In Manchester on Tuesday, Tony Blair will deliver his 13th and final speech as Labour leader to the party’s conference. Over the years, his addresses to the rank and file have been a reliable source of slogans and soundbites that have entered the political bloodstream: ‘Labour’s coming home’ (1996); ‘a thousand days to prepare for a thousand years’ (1997); ‘backbone, not backdown’ (1998); ‘the forces of conservatism’ (1999); ‘my irreducible core’ (2000); ‘the kaleidoscope has been shaken’ (2001); ‘at our best when at our boldest’ (2002); ‘I’ve not got a reverse gear’ (2003); and ‘every time I’ve ever introduced a reform in government, I wish in retrospect I had gone further’ (2005).

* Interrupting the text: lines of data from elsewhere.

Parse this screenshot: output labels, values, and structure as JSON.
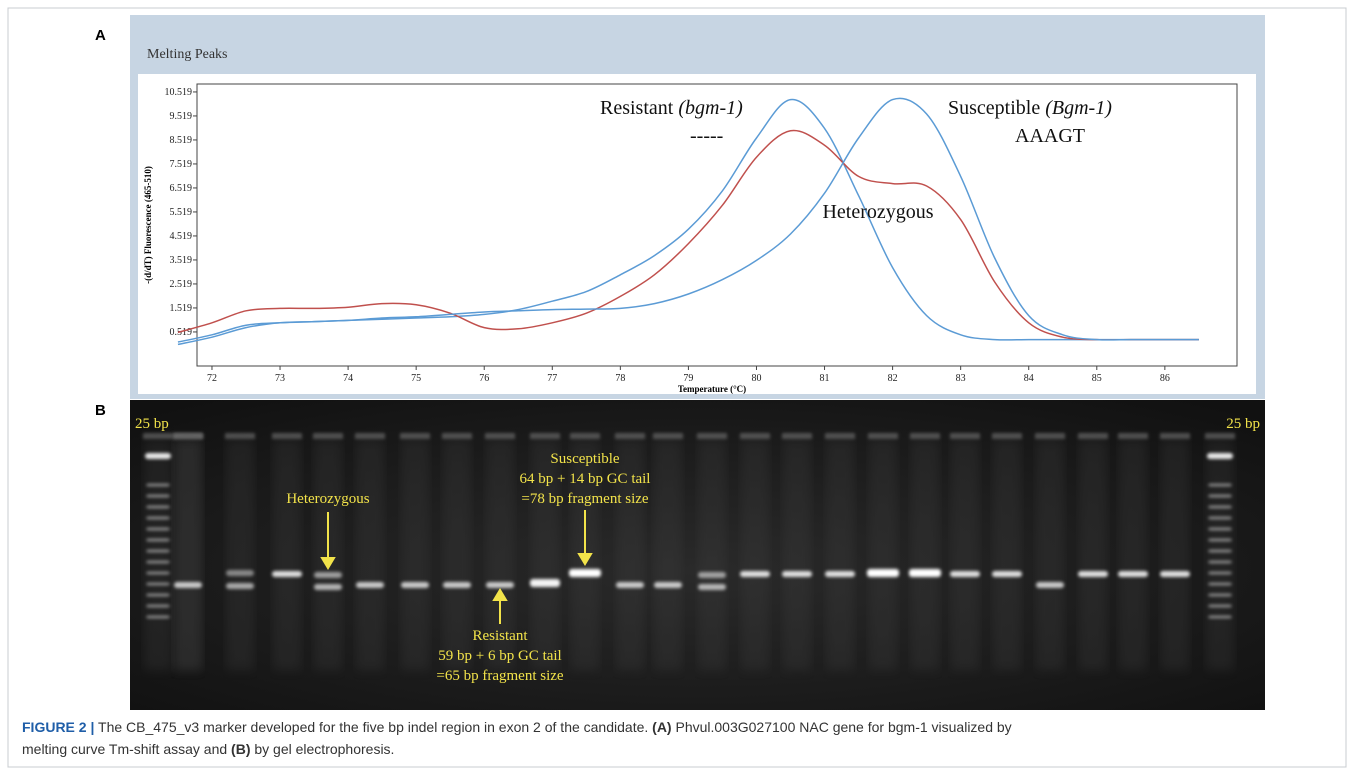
{
  "figure": {
    "panel_a_label": "A",
    "panel_b_label": "B",
    "caption": {
      "label": "FIGURE 2 |",
      "text1": " The CB_475_v3 marker developed for the five bp indel region in exon 2 of the candidate. ",
      "part_a": "(A)",
      "text2": " Phvul.003G027100 NAC gene for bgm-1 visualized by",
      "text3": "melting curve Tm-shift assay and ",
      "part_b": "(B)",
      "text4": " by gel electrophoresis."
    }
  },
  "chart_data": {
    "type": "line",
    "title": "Melting Peaks",
    "ylabel": "-(d/dT) Fluorescence (465-510)",
    "xlabel": "Temperature (°C)",
    "xlim": [
      71.78,
      87.06
    ],
    "ylim": [
      -0.9,
      10.85
    ],
    "xticks": [
      72,
      73,
      74,
      75,
      76,
      77,
      78,
      79,
      80,
      81,
      82,
      83,
      84,
      85,
      86
    ],
    "yticks": [
      0.519,
      1.519,
      2.519,
      3.519,
      4.519,
      5.519,
      6.519,
      7.519,
      8.519,
      9.519,
      10.519
    ],
    "x": [
      71.5,
      72,
      72.5,
      73,
      73.5,
      74,
      74.5,
      75,
      75.5,
      76,
      76.5,
      77,
      77.5,
      78,
      78.5,
      79,
      79.5,
      80,
      80.5,
      81,
      81.5,
      82,
      82.5,
      83,
      83.5,
      84,
      84.5,
      85,
      85.5,
      86,
      86.5
    ],
    "series": [
      {
        "color": "#5b9bd5",
        "values": [
          0.1,
          0.4,
          0.8,
          0.9,
          0.95,
          1.0,
          1.05,
          1.1,
          1.15,
          1.25,
          1.45,
          1.8,
          2.2,
          2.9,
          3.7,
          4.8,
          6.4,
          8.6,
          10.2,
          9.0,
          6.2,
          3.2,
          1.2,
          0.4,
          0.2,
          0.2,
          0.2,
          0.2,
          0.2,
          0.2,
          0.2
        ]
      },
      {
        "color": "#c0504d",
        "values": [
          0.5,
          0.9,
          1.4,
          1.5,
          1.5,
          1.55,
          1.7,
          1.65,
          1.3,
          0.7,
          0.65,
          0.9,
          1.3,
          2.0,
          2.9,
          4.2,
          5.8,
          7.8,
          8.9,
          8.3,
          7.0,
          6.7,
          6.6,
          5.2,
          2.6,
          0.9,
          0.3,
          0.2,
          0.2,
          0.2,
          0.2
        ]
      },
      {
        "color": "#5b9bd5",
        "values": [
          0.0,
          0.3,
          0.7,
          0.9,
          0.95,
          1.0,
          1.1,
          1.15,
          1.25,
          1.35,
          1.4,
          1.45,
          1.47,
          1.5,
          1.7,
          2.1,
          2.7,
          3.5,
          4.6,
          6.3,
          8.6,
          10.2,
          9.6,
          7.0,
          3.6,
          1.2,
          0.4,
          0.2,
          0.2,
          0.2,
          0.2
        ]
      }
    ],
    "annotations": {
      "resistant": "Resistant ",
      "resistant_allele": "(bgm-1)",
      "resistant_seq": "-----",
      "susceptible": "Susceptible ",
      "susceptible_allele": "(Bgm-1)",
      "susceptible_seq": "AAAGT",
      "heterozygous": "Heterozygous"
    }
  },
  "gel": {
    "ladder_left": "25 bp",
    "ladder_right": "25 bp",
    "heterozygous": "Heterozygous",
    "susceptible": [
      "Susceptible",
      "64 bp + 14 bp GC tail",
      "=78 bp fragment size"
    ],
    "resistant": [
      "Resistant",
      "59 bp + 6 bp GC tail",
      "=65 bp fragment size"
    ]
  }
}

There can be no doubt that the most incorrigibly thespian Prime Minister of modern times will be coining a bon mot or two for his rhetorical farewell.

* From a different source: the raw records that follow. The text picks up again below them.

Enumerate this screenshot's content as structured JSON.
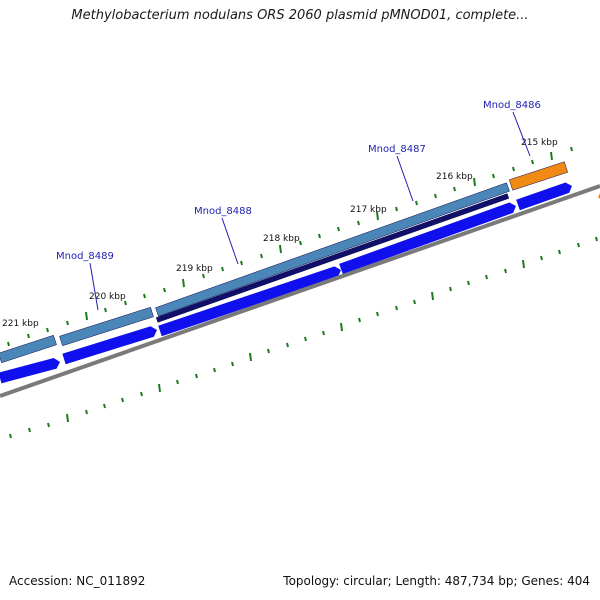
{
  "title": "Methylobacterium nodulans ORS 2060 plasmid pMNOD01, complete...",
  "footer": {
    "accession": "Accession: NC_011892",
    "stats": "Topology: circular; Length: 487,734 bp; Genes: 404"
  },
  "colors": {
    "backbone": "#7a7a7a",
    "tick": "#1f7a1f",
    "cds_forward": "#1010ee",
    "gene_bar": "#4a86b8",
    "gene_bar_dark": "#10106a",
    "gene_highlight": "#f08a14",
    "gene_label": "#1f1fb0"
  },
  "tick_labels": [
    "221 kbp",
    "220 kbp",
    "219 kbp",
    "218 kbp",
    "217 kbp",
    "216 kbp",
    "215 kbp"
  ],
  "genes": [
    {
      "name": "Mnod_8489"
    },
    {
      "name": "Mnod_8488"
    },
    {
      "name": "Mnod_8487"
    },
    {
      "name": "Mnod_8486"
    }
  ]
}
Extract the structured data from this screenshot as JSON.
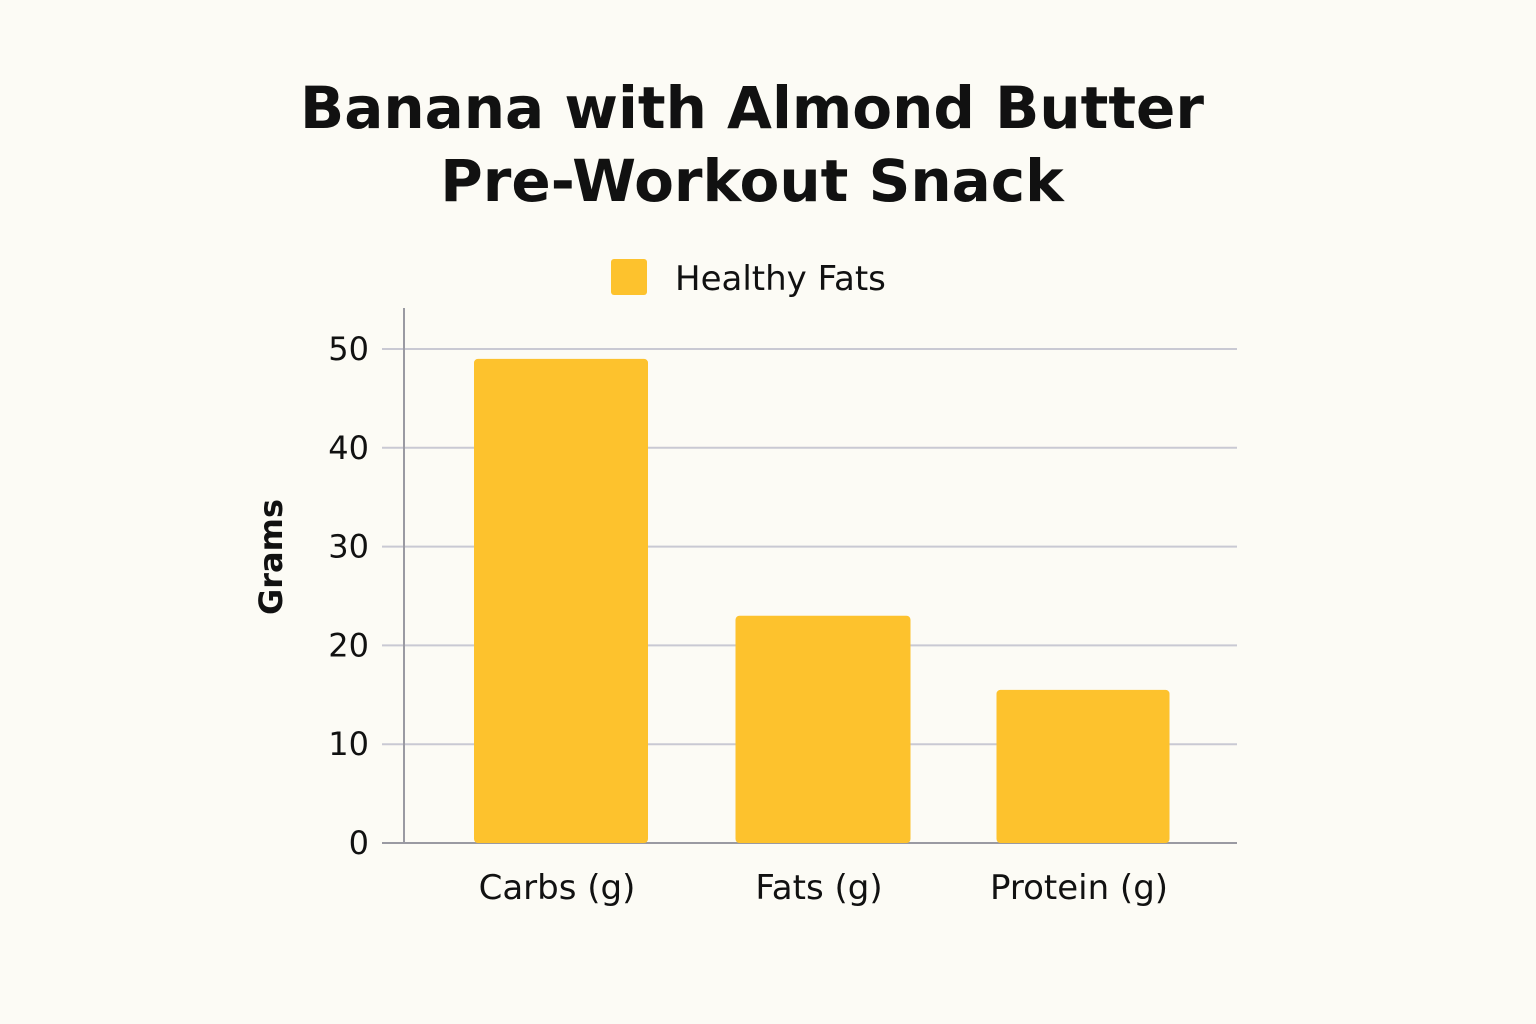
{
  "chart_data": {
    "type": "bar",
    "title_lines": [
      "Banana with Almond Butter",
      "Pre-Workout Snack"
    ],
    "categories": [
      "Carbs (g)",
      "Fats (g)",
      "Protein (g)"
    ],
    "series": [
      {
        "name": "Healthy Fats",
        "values": [
          49,
          23,
          15.5
        ]
      }
    ],
    "xlabel": "",
    "ylabel": "Grams",
    "ylim": [
      0,
      50
    ],
    "yticks": [
      0,
      10,
      20,
      30,
      40,
      50
    ],
    "grid": true,
    "legend_position": "top-center",
    "colors": {
      "bar": "#fdc22d",
      "grid": "#c9c9d3",
      "axis": "#9a9aa2",
      "background": "#fcfbf5"
    }
  }
}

Mr Blair’s conference speeches have differed sharply in tone and urgency since the geopolitical rupture of 11 September 2001. Once embarked upon his joint mission with George W. Bush, the Labour leader always had to devote a substantial portion of his annual speech to anti-Americanism and a plea to his party not to let its loathing of the Republican President cloud its judgment.

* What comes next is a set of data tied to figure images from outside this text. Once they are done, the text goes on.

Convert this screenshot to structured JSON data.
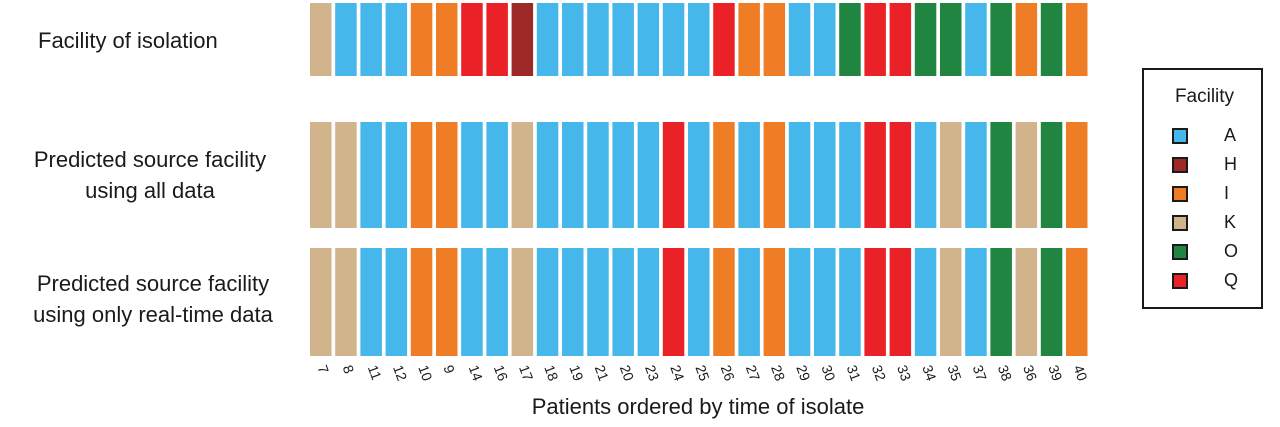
{
  "chart_data": {
    "type": "heatmap",
    "title": "",
    "xlabel": "Patients ordered by time of isolate",
    "ylabel": "",
    "categories": [
      "7",
      "8",
      "11",
      "12",
      "10",
      "9",
      "14",
      "16",
      "17",
      "18",
      "19",
      "21",
      "20",
      "23",
      "24",
      "25",
      "26",
      "27",
      "28",
      "29",
      "30",
      "31",
      "32",
      "33",
      "34",
      "35",
      "37",
      "38",
      "36",
      "39",
      "40"
    ],
    "rows": [
      {
        "label": "Facility of isolation",
        "values": [
          "K",
          "A",
          "A",
          "A",
          "I",
          "I",
          "Q",
          "Q",
          "H",
          "A",
          "A",
          "A",
          "A",
          "A",
          "A",
          "A",
          "Q",
          "I",
          "I",
          "A",
          "A",
          "O",
          "Q",
          "Q",
          "O",
          "O",
          "A",
          "O",
          "I",
          "O",
          "I"
        ]
      },
      {
        "label": "Predicted source facility using all data",
        "values": [
          "K",
          "K",
          "A",
          "A",
          "I",
          "I",
          "A",
          "A",
          "K",
          "A",
          "A",
          "A",
          "A",
          "A",
          "Q",
          "A",
          "I",
          "A",
          "I",
          "A",
          "A",
          "A",
          "Q",
          "Q",
          "A",
          "K",
          "A",
          "O",
          "K",
          "O",
          "I"
        ]
      },
      {
        "label": "Predicted source facility using only real-time data",
        "values": [
          "K",
          "K",
          "A",
          "A",
          "I",
          "I",
          "A",
          "A",
          "K",
          "A",
          "A",
          "A",
          "A",
          "A",
          "Q",
          "A",
          "I",
          "A",
          "I",
          "A",
          "A",
          "A",
          "Q",
          "Q",
          "A",
          "K",
          "A",
          "O",
          "K",
          "O",
          "I"
        ]
      }
    ],
    "legend": {
      "title": "Facility",
      "position": "right",
      "items": [
        {
          "label": "A",
          "color": "#45b7ea"
        },
        {
          "label": "H",
          "color": "#9e2a27"
        },
        {
          "label": "I",
          "color": "#ee7d26"
        },
        {
          "label": "K",
          "color": "#d1b38c"
        },
        {
          "label": "O",
          "color": "#1f8541"
        },
        {
          "label": "Q",
          "color": "#ea2227"
        }
      ]
    },
    "grid": false
  },
  "labels": {
    "row_0": "Facility of isolation",
    "row_1_line_1": "Predicted source facility",
    "row_1_line_2": "using all data",
    "row_2_line_1": "Predicted source facility",
    "row_2_line_2": "using only real-time data"
  }
}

Yet — on the domestic front — his message has scarcely changed since his first such address in Blackpool 12 years ago. ‘Today’s politics,’ he said in 1994, ‘is about the search for security in a changing world.’ The Tories, in his view, could not deliver this security; Labour, therefore, had to reassure the public that it could, that it had ditched old-fashioned socialism (‘It’s time to change’), that it was ‘tough on crime’, that it was on the side of parents and patients in its public service policy, and that it would deliver ‘a politics of courage, honesty and trust’.